In traditional operations like traffic stops, federal agents "may not use race or ethnicity to any degree, except that officers may rely on race and ethnicity in a specific suspect description," the policy states. Officials said this prohibition was intended to go beyond the safeguards of the Constitution and existing law.

So, for instance, agents conducting drug or auto theft investigations are barred from singling out people or neighborhoods based on the "generalized assumption" that people of a certain race or ethnicity are more likely to be drug dealers or car thieves.

But federal park police who had a description of a fleeing bank robbery suspect with a specific race and physical description could use race in deciding which speeding drivers to pull over. The information in such cases must be specific and "trustworthy," the policy says.

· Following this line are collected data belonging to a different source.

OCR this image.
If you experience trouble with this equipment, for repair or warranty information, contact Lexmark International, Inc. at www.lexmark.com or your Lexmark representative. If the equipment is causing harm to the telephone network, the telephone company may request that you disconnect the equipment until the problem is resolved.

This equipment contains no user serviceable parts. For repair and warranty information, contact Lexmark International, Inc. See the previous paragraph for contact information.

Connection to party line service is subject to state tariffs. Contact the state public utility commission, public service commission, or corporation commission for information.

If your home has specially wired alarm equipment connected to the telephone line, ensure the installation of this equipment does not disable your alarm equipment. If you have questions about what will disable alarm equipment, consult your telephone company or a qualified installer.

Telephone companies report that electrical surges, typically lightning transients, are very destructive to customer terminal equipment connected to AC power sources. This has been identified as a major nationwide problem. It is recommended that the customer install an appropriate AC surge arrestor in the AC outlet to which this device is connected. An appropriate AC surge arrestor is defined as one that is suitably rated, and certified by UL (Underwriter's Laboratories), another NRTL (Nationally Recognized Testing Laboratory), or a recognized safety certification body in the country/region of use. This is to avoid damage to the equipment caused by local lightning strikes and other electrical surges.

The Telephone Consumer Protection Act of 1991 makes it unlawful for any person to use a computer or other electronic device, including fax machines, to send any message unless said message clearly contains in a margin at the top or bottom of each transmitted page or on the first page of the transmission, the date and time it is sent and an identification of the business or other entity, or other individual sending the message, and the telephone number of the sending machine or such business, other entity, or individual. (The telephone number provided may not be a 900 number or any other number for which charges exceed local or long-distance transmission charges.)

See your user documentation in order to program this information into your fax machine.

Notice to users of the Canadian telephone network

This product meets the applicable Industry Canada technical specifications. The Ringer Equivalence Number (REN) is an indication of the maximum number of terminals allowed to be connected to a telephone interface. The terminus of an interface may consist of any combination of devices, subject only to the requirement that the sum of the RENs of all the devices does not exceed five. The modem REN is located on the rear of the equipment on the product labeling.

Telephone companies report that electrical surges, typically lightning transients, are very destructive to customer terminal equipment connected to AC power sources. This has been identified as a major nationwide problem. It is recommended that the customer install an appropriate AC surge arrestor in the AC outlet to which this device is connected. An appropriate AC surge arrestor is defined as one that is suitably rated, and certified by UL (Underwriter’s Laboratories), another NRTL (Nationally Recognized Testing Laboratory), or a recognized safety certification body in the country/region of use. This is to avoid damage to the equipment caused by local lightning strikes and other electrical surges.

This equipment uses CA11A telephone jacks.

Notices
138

In investigations involving national security and border integrity, the new policy adopts a lower standard, saying federal agents "may consider race, ethnicity and other relevant factors to the extent permitted by our laws and the Constitution."

The racial information that the authorities can use in such cases does not have to be very specific. The policy notes that because terrorists have the ability to strike almost anywhere, "there can be no expectation that the information must be specific to a particular locale or even to a particular identified scheme."

Ibrahim Hooper, a spokesman for the Council on American-Islamic Relations, said the new policy would do little to mollify Arab-Americans.

"There seem to be a lot of `buts' and `howevers' here that would allow profiling of Arabs and Muslims to continue," Mr. Hooper said.

He said he found the policy paradoxical in light of a report from the Justice Department this month criticizing the detentions of hundreds of illegal immigrants, most of them Middle Eastern, after the 9/11 attacks.

"This is a problem that's certainly widespread, and I don't think this policy does anything to help the situation," Mr. Hooper said.

Ms. Murphy at the A.C.L.U. said she was troubled that the policy was issued as "guidance" from the Justice Department rather than as an executive order from the White House or a legislative proposal. She said the policy might lack teeth and enforcement mechanisms as a result.

The Bush administration "is trying to get the public relations benefits of a new law without actually creating a new law," she said.

But the White House said that even without issuing an executive order, the administration was committed to ensuring that the new policy was strictly enforced.

"This guidance comes directly from the president," Mr. McClellan said. "The president directed the attorney general to come up with specific steps to end racial profiling, and this policy comes out of that commitment."